Journalist as Entrepreneurs or How to get Rich & Famous in 3 easy steps (or a few more)
By Jessica Habjan
Panelists: Deepa Fernandes, correspondent for Southern California Public Radio & Co-founders of start-up media company IlluminUs and Michelle Holmes, Director of Business Development at UpStream, former newspaper editor and co founder of IlluminUS.
Moderator: Dawn Garcia – managing director of the John S. Knight Journalism Fellowships at Stanford University
What is an Entrepreneur?
An innovator shattering the status-quo with a desire to build capitol with risk and innovation, one who is will ensue risk in pursuit of financial gain.
Less than 5 years ago, journalist and entrepreneur would not have even been in the same sentence. Today they are one and the same.
Through the John S. Knight Fellowship both Fernandes and Holms launched the news start-up, IlluminUS. They recounted experience of Knight Fellowship and their interaction with the typical male entrepreneur experience. Their experience within this particular class were often demoralizing, degrading, and not so helpful or supportive environment for women trying to launch a start-up.
One example they gave was for one special class period, they were surprised and told they were going to be on the Pit Crew for a NASCAR race car, keeping in mind the typical weather is rather warm in Silicon Valley. No one thought to tell them not to show up in skirts and flip-flops. Of course that’s what they wore and were then told to now bend down to change that tire.

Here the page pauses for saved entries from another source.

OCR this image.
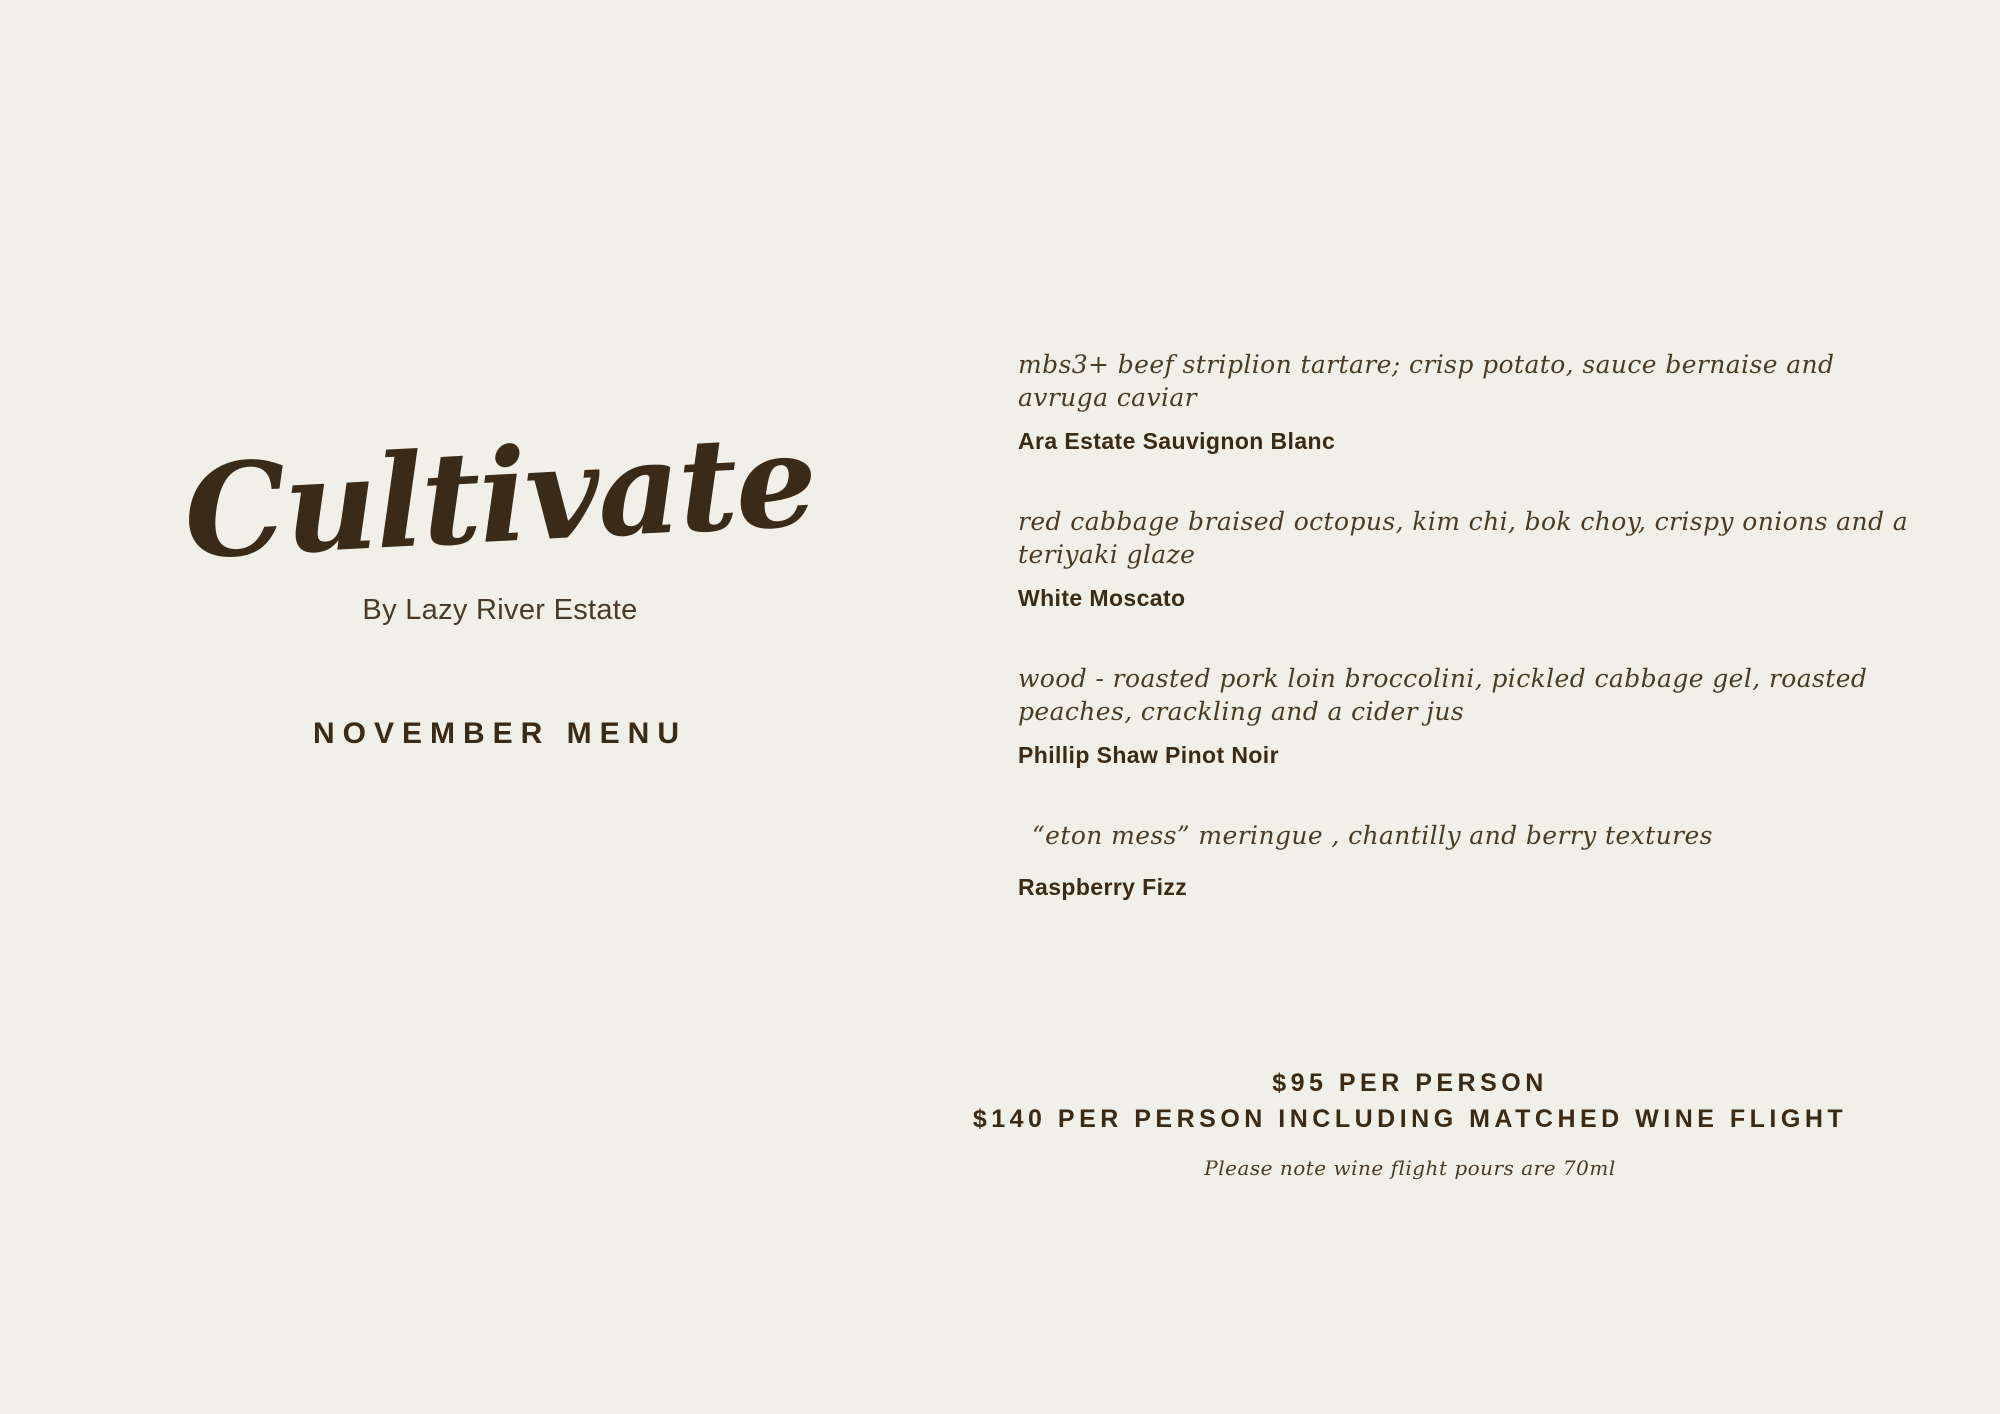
Cultivate
By Lazy River Estate
NOVEMBER MENU

mbs3+ beef striplion tartare; crisp potato, sauce bernaise and avruga caviar

Ara Estate Sauvignon Blanc

red cabbage braised octopus, kim chi, bok choy, crispy onions and a teriyaki glaze

White Moscato

wood - roasted pork loin broccolini, pickled cabbage gel, roasted peaches, crackling and a cider jus

Phillip Shaw Pinot Noir

“eton mess” meringue , chantilly and berry textures

Raspberry Fizz

$95 PER PERSON
$140 PER PERSON INCLUDING MATCHED WINE FLIGHT
Please note wine flight pours are 70ml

The professor of class made a comment to the effect of, “ I hope this is not intimidating for you.”
Fernandes’s response, “Once you have two kids nothing is intimidating!” Lesson learned…Grow a thick skin! On the positive side, through this class thought they developed and launched IlluminUs, a media app designed to help people tell their own story.
Lessons learned :
1. Act on what you think
- Learn through trial and error.
- Act fast. Daily news is fast….this is faster!
- As journalists we want everything to be perfect, clean, packaged and neat before we show it to anyone. Get past that! “Let go of that perfectionist that we all are as journalists. Put stuff out even though it ain’t so pretty.”

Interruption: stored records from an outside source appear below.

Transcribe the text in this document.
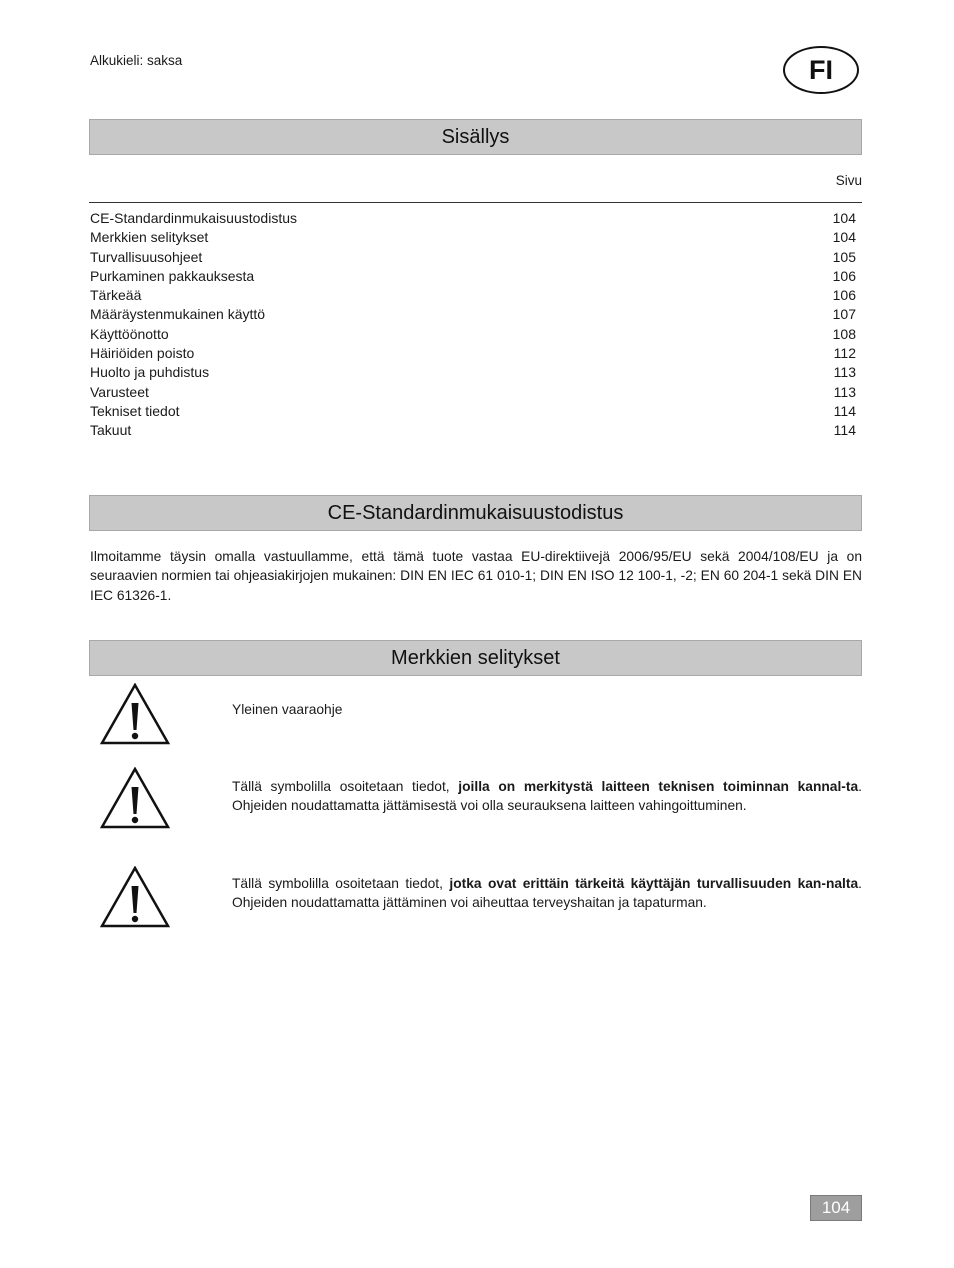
Alkukieli: saksa	FI
Sisällys
Sivu
CE-Standardinmukaisuustodistus	104
Merkkien selitykset	104
Turvallisuusohjeet	105
Purkaminen pakkauksesta	106
Tärkeää	106
Määräystenmukainen käyttö	107
Käyttöönotto	108
Häiriöiden poisto	112
Huolto ja puhdistus	113
Varusteet	113
Tekniset tiedot	114
Takuut	114
CE-Standardinmukaisuustodistus
Ilmoitamme täysin omalla vastuullamme, että tämä tuote vastaa EU-direktiivejä 2006/95/EU sekä 2004/108/EU ja on seuraavien normien tai ohjeasiakirjojen mukainen: DIN EN IEC 61 010-1; DIN EN ISO 12 100-1, -2; EN 60 204-1 sekä DIN EN IEC 61326-1.
Merkkien selitykset
Yleinen vaaraohje
Tällä symbolilla osoitetaan tiedot, joilla on merkitystä laitteen teknisen toiminnan kannal-ta. Ohjeiden noudattamatta jättämisestä voi olla seurauksena laitteen vahingoittuminen.
Tällä symbolilla osoitetaan tiedot, jotka ovat erittäin tärkeitä käyttäjän turvallisuuden kan-nalta. Ohjeiden noudattamatta jättäminen voi aiheuttaa terveyshaitan ja tapaturman.
104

2. Start out drawing, creating, making! When you tell people, “I HAVE AN IDEA!” they are going to say, “Great! I want to see it!” Have something to show them. It can even be on a napkin. People are going to want to see your idea!
3. Talk to people. Show everyone your idea.
4. Name it!
- Having a name gives your idea credibility.
5. Build a team.
6. Be integrated. Collaboration is key
What to know:
1. Learn your pitch. Boil down your idea.
- Be able to spit it out. It may be different depending on who you are talking to but have integrity in your idea and stick to your core principals.
2. Meet your users and know who you are developing for.
- Start with a refined target audience and then build out to everyone. In the end you will have a better stronger tool.
3. Learn the lingo. Be able to walk the walk and talk the talk.
4. Build a team. This is the most critical thing. Own your idea together. Everyone is a collaborator and brings something different to the table.
- Find a tech-co-founder
- Resources: blogs, the meet up world, or the university computer science departments
- Hacks&Hackers which pairs Journalists (the Hacks) with Techies (the Hackers)
5. Prototype quickly; Fail quickly.
- You need to have something you can touch, see, feel. Have something that others can interact with even if it is just pipe cleaners or cardboard.
- “If you believe in your idea YOU bring credibility to it and others will believe in it to.”
6. Build a network.
- Get people around you that can help you.
7. Sell yourself!
- When you pitch don’t just say “ Oh…I’m just doing this little thing…”. Make it big! Make it important!
8. Believe in yourself!
9. Forget boundaries!
- The typical idea of who should start a start-up normally is a hacker/techie, 23-38, and wants to make a lot of money in one shot. This is only one idea…and in fact if it was the only idea neither Fernandes and Holms would be where they are today!
10. Be honest with yourself!
- Where does life fit?
- Are you ready to unleash on Elmo’s nuts is need be? ( A picture of a small boy smashing a Elmo pinata in the groin accompanied this comment)
How does it apply to your idea? What to do when you get home?
1. Write down one person who can help/ make you idea happen.
2. Write down 5 people who could benefit.
3. Draw your idea. Start showing it. Listen to what people have to say and learn from their feedback
- As journalist we tend to hold our ideas close to us…break away from that. Tell your idea. Share it with others and in the process find people who can help you.
4. Give it a name or description in 10 words or less.
5. Start saying you are building this! OWN IT!
6. Start doing it! Build it! Ask people to fund it.
7. Learn something! SUCCEED! Even if it doesn’t become your vocation…you are going to learn something.